Hans Dieter Roth(1948-) ハンス・ディーター・ロート
「現代カメオの父」と呼ばれ後世の作家たちに多大な影響を与えたアウグスト・ヴィルド氏(1891-1956)。彼の技術を受け継いだリチャード・H・ハーン氏(1917-1999)(ともに2014年5月号でご紹介)の育てた彫刻家の一人で、忠実に彼のスタイルを受け継いでいるのがハンス・ディーター・ロート(1948-)です。1963年からリチャード・H・ハーン工房で彫刻の修行を積み、彫刻技術を習得しただけでなく、様々な原石や彫刻作品に触れていく中で、素材をどう活かせば素晴らしい作品ができるかという視点を習得しました。マイスター試験の試験官も務めていた経歴もあり、後進の育成にも大いに貢献してきました。
天然の素材の持ち味を活かした表現力と創造性には定評があり、12年の年月をかけて1998年に完成させた大作カメオ「The Bible in Stone(石の聖書)」48点には圧倒的な迫力があります。また、2008年には「Shakespeare in Stone(シェイクスピア戯曲)」28場面を5年かけて彫刻しました。ストーンカメオの材料となるのは天然メノウに結晶化した白い層が入った縞メノウですが、Roth工房のこれらの大作はその形状、色、層の厚みが多岐にわたり、見る人の心を動かします。これほどまでにバラエティに富んだ大作は非常に珍しく、希有な存在です。息子であるアンドレアス氏に工房運営を譲ったためハンス・ディーター・ロート氏は現在彫刻を行っていませんが、私もプロジェクトに深く関わらせていただいた「エイシェントシリーズ」は、今でも多くのファンを魅了しています。
▲ 作品集「シェイクスピエア戯曲」
「石の聖書」
▲ 作品集を見せてくれるRoth親子
▲ 「地球儀と盾を持つローマ」
Andreas Roth(1973-) アンドレアス・ロート
1989年から1993年まで父ハンス氏のもとで彫刻を学び、1993年にはドイツ政府青年職人実技競技会のカメオ彫刻部門にといて優勝をおさめた彫刻家です。現在45歳の彼は、メノウカメオや宝石彫刻に取り組みRoth工房を運営するマイスター彫刻家です。カメオ彫刻家を目指す若者が少なくなる中で、カメオ彫刻技術の伝統を継承するため、自ら彫刻の道を選びました。

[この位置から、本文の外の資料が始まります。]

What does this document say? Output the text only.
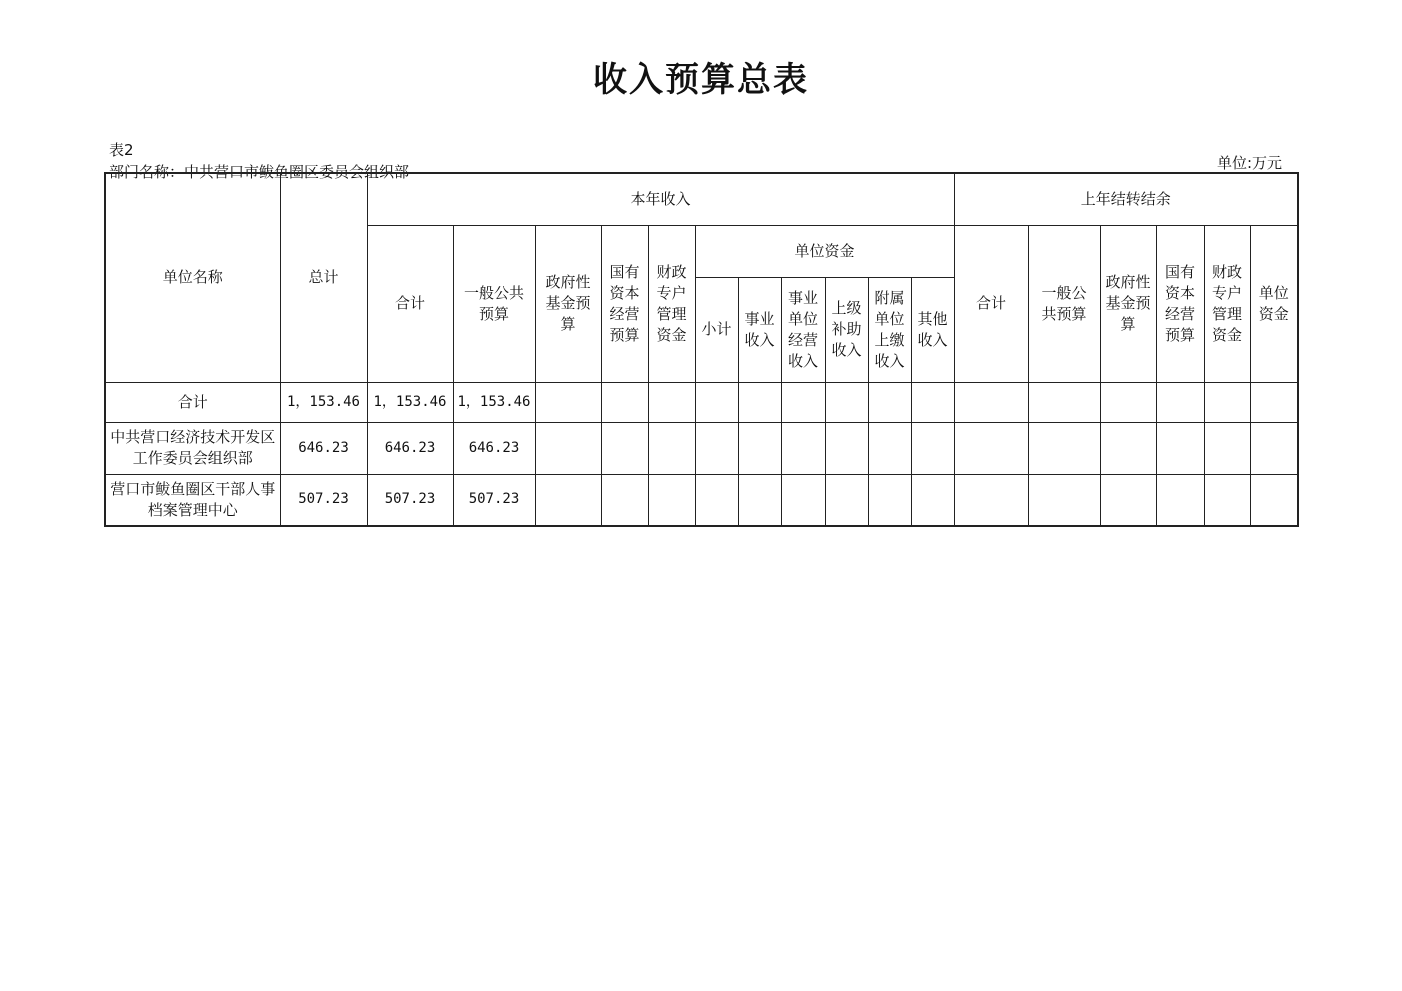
收入预算总表
表2
部门名称：中共营口市鲅鱼圈区委员会组织部	单位:万元
单位名称	总计	本年收入											上年结转结余					
		合计	一般公共预算	政府性基金预算	国有资本经营预算	财政专户管理资金	单位资金						合计	一般公共预算	政府性基金预算	国有资本经营预算	财政专户管理资金	单位资金
							小计	事业收入	事业单位经营收入	上级补助收入	附属单位上缴收入	其他收入						
合计	1，153.46	1，153.46	1，153.46															
中共营口经济技术开发区工作委员会组织部	646.23	646.23	646.23															
营口市鲅鱼圈区干部人事档案管理中心	507.23	507.23	507.23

1999年にマイスター試験に合格してからは、父ハンス氏との共同制作に取り組み、父の類まれな技術を習得していきました。2012年には縞メノウの両面に彫刻されている世界最大級のカメオと称される「ファウスト」を発表しました。近年では小動物などの立体彫刻にも取り組み、ミュンヘン宝石フェアに出展するなど、積極的にRoth工房の作品のプロモーションをしています。
▲ 大きな原石を見せてくれるアンドレアス氏
▲ アンドレアス氏のマイスター試験合格証書
技術と伝統の継承
Roth工房の代表的な大作である「Shakespeare in Stone(シェイクスピア戯曲)」は、5年の歳月をかけて父ハンス氏と息子アンドレアス氏が共同で行ったプロジェクトです。共同といっても一つの作品群をともに製作するのは簡単なことではありません。例えば、工房を掃除したり、工具を整えたり、原石を磨いたり、これらもプロジェクトにおいては大切な仕事のひとつです。しかし、アンドレアス氏は父ハンス氏の作品作りを「補助した」のではなく、彫刻部分において父の指導を受けながら取り組んでいったのです。
Roth工房と親交のある芸術家Dr. Armin Peter Faust(アーミン・ペーター・ファウスト氏)(1943-)は次のように語っています。「この若きマイスターは1998年以来、彼の彫刻技術を飛躍的に革新改良させ、その技量をもってカメオ史上比類なきシェイクスピアプロジェクトの彫刻構成も部分的に父親に代わって受け持った。若人特有の自己認識は、彫刻技術の難しい問題に挑戦するだけでなく、絶妙なる技として習得熟達した」
技術と伝統の継承が難しい宝石彫刻、カメオ彫刻の分野において、次世代にスムーズにバトンをパスしているRoth工房は、これからも素晴らしい作品を世に送り出してくれることでしょう。
※2015年11月号「イーダー・オーバーシュタインの宝石彫刻(5)で掲載したものを一部変更して掲載しております。